Problem: Let $R$ be a commutative ring, show that if $R^n \cong R^m$ then $n = m$.
I have an attempt which I think is alright, but I just want to double check that there are no issues in my attempt. It's a very basic from the definitions approach, and didn't see anything exactly like it on the site. I saw this but I haven't studied tensor products yet.

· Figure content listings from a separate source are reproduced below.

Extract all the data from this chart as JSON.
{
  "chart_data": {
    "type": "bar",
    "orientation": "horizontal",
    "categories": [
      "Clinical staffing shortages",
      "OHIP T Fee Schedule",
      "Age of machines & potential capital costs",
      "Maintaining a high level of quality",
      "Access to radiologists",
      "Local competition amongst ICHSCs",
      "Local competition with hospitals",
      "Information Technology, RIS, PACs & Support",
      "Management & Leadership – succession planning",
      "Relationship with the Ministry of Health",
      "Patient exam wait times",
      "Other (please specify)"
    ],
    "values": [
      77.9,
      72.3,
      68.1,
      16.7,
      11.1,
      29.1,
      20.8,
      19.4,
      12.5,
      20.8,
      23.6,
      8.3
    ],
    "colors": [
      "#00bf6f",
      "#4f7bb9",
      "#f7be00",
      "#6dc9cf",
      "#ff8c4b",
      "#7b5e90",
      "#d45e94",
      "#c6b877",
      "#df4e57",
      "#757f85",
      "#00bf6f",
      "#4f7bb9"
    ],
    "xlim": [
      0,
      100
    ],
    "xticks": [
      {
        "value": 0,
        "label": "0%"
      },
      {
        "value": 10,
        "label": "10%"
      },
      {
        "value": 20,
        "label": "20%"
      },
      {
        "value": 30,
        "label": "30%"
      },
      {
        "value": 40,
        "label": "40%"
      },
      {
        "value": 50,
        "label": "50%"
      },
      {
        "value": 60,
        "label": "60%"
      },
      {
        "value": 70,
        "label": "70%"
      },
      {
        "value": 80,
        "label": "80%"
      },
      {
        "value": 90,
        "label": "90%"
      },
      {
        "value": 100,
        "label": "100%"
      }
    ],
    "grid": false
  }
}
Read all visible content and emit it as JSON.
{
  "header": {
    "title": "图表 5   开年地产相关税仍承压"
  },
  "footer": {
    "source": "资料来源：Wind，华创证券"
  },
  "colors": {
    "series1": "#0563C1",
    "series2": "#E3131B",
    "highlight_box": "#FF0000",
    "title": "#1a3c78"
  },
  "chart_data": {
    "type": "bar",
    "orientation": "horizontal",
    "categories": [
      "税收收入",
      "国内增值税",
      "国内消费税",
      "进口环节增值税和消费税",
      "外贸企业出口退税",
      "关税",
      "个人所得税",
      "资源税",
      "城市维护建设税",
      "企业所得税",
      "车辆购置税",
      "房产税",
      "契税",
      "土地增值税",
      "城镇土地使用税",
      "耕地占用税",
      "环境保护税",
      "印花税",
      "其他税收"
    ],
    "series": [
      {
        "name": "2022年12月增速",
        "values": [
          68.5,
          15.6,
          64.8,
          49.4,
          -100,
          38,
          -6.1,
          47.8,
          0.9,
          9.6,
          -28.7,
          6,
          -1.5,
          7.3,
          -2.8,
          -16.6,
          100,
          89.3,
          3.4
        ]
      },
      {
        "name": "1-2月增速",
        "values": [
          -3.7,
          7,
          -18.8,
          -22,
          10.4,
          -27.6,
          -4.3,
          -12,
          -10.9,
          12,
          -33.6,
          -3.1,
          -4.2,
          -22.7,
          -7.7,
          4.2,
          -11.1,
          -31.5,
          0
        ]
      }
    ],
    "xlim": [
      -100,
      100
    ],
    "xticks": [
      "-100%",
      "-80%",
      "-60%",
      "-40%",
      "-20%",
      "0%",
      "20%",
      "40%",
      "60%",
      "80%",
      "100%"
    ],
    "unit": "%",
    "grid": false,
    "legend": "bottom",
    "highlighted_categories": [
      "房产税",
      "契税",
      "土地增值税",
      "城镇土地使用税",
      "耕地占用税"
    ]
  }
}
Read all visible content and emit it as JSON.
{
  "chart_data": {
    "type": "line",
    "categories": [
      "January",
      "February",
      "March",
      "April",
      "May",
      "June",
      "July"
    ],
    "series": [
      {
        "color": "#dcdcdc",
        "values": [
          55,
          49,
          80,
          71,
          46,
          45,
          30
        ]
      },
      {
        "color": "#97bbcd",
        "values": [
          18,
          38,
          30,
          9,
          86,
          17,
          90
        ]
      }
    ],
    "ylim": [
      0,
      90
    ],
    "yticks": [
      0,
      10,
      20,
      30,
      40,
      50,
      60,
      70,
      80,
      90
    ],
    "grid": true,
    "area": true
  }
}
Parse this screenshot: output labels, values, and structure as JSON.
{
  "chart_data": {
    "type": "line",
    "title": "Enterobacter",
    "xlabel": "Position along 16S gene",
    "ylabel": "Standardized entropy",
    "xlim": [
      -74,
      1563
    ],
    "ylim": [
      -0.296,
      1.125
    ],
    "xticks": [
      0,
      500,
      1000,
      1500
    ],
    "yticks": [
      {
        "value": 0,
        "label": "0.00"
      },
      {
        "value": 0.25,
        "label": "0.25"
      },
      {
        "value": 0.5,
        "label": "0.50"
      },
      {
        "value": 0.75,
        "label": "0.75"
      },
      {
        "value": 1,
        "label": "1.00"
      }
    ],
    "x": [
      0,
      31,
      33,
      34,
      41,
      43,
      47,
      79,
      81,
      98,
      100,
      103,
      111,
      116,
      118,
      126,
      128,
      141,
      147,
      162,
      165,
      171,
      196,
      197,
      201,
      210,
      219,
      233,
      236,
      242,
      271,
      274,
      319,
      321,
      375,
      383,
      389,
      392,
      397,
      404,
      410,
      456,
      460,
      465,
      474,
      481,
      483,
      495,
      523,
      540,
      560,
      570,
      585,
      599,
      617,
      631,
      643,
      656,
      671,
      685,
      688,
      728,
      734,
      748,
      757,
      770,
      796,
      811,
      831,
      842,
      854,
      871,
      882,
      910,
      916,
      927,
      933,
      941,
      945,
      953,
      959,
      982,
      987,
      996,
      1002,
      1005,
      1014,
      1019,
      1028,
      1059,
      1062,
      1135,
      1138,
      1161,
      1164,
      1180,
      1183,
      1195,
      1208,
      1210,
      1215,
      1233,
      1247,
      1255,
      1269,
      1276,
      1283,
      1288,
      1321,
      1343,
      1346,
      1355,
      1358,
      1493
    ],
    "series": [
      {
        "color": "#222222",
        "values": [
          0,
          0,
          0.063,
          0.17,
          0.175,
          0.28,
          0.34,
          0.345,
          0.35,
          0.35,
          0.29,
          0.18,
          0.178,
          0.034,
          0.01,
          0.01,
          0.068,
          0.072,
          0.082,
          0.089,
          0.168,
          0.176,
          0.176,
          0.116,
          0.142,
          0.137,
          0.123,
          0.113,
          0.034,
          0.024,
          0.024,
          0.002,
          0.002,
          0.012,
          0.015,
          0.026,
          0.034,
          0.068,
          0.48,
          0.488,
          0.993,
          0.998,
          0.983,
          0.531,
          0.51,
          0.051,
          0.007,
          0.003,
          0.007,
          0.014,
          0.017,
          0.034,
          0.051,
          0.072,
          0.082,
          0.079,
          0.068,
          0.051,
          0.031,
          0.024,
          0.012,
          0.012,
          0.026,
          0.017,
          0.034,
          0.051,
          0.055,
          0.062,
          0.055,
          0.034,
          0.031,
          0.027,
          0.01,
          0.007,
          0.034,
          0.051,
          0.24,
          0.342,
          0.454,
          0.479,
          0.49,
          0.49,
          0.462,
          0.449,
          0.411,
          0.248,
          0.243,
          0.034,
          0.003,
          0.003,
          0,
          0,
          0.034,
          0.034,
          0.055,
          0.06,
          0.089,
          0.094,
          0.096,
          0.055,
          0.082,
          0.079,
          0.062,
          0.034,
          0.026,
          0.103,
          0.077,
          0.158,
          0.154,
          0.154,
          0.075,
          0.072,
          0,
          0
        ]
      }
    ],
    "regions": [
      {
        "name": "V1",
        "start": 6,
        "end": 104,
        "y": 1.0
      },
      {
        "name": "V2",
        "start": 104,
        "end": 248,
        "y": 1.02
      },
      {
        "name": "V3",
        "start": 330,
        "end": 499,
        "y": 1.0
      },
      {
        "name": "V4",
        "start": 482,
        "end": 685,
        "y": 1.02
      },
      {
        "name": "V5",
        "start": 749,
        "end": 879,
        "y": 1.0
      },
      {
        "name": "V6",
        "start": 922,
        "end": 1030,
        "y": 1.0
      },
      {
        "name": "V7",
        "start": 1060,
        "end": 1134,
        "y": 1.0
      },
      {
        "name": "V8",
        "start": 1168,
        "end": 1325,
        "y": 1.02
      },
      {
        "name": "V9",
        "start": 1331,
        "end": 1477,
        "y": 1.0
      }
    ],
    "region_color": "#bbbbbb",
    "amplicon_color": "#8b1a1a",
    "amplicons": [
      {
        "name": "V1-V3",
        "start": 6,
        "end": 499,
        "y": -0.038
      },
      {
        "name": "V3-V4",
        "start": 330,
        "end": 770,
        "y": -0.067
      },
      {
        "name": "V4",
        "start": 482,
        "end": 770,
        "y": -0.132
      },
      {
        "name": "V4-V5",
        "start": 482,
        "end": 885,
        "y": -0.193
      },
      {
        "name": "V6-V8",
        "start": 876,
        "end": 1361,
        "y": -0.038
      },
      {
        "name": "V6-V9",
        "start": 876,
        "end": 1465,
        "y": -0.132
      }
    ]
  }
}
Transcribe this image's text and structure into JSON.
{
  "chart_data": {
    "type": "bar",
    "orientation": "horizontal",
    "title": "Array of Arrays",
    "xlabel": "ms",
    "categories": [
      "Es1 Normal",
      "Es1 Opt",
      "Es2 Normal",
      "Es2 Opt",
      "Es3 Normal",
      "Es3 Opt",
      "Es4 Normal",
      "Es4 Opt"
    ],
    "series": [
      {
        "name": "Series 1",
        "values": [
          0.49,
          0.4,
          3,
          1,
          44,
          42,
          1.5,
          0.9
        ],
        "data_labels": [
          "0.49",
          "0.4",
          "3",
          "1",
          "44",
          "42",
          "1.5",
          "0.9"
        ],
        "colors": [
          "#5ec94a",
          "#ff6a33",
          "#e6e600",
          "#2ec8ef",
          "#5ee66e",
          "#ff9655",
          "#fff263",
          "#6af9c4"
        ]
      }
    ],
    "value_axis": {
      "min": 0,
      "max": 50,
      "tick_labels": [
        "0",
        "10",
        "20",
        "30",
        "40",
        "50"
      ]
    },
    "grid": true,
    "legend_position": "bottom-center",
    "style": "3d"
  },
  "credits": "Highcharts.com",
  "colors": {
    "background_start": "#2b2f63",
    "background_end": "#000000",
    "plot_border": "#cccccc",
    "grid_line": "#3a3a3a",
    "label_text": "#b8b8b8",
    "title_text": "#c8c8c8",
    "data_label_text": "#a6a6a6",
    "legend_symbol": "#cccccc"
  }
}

Attempt:We use exercise 10.2.12 from DF, if $R$ is a ring and $I$ is a left ideal of $R$, then $R^n/IR^n \cong \underbrace{R/IR \times \dots \times R/IR}_{n \text{ times}}$. Let $I$ be a maximal ideal of $R$, note that because $R$ is commutative, $I$ is a $2$-sided ideal. Because $R^n \cong R^m$ there is an $R$-module isomorphism $\varphi:R^n \rightarrow R^m$ which induces an isomorphism $\psi: R^n/IR^n \rightarrow R^m/IR^m$ defined by $r+IR^n \mapsto \varphi(r)+IR^m$. To see that this map is well-defined, let $r,r'$ be representatives of the same equivalence class, i.e $r+IR^n = r'+IR^n$. Then it follows that $r-r' \in IR^n$ so $r-r' = \sum_1^k a_im_i$ where $a_i \in I$ and $m_i \in R^n$. Then notice \begin{align*} \psi(r)-\psi(r') &= \varphi(r)+IR^m - \varphi(r')+IR^m \\ & = \varphi(r-r')+IR^m \\ & = \varphi \left( \sum_1^k a_i m_i \right) + IR^m \\ & = \sum_1^k a_i\varphi(m_i) + IR^m \\ &= IR^m \tag{$\varphi(m_i) \in R^m$ and $a_i \in I$} \end{align*} so $\psi(r)+IR^m = \psi(r')+IR^m$ and the map is well-defined. It follows from the fact that $\varphi$ is an isomorphism that $\psi$ is also an isomorphism. Therefore we can apply 10.2.12 from Dummit and Foote. We have that $R^n/IR^n \cong R^m/IR^m$ and so by 10.2.12 we have that $$ \underbrace{R/IR \times \dots \times R/IR}_{n \text{ times }} \cong \underbrace{R/IR \times \dots \times R/IR}_{m \text{ times}} $$ Since $R$ is commutative $I$ is two sided and it follows that $IR = I$; it's obvious that $I \subseteq IR$, if $\sum_1^ka_ir_i \in IR$ since $I$ is a two sided ideal $a_ir_i \in I$ for all $i$ so is an element of the ideal. Therefore This becomes $$ \underbrace{R/I \times \dots \times R/I}_{n \text{ times }} \cong \underbrace{R/I \times \dots \times R/I}_{m \text{ times}}. $$ Because $I$ was a maximal ideal we know that $R/I$ is a field and so this gives that $F^n \cong F^m$, but we know from vector space theory that these are isomorphic if and only if they have the same dimension, i.,e $n = m$.
Let me know if there are any missteps or places to trim the fat.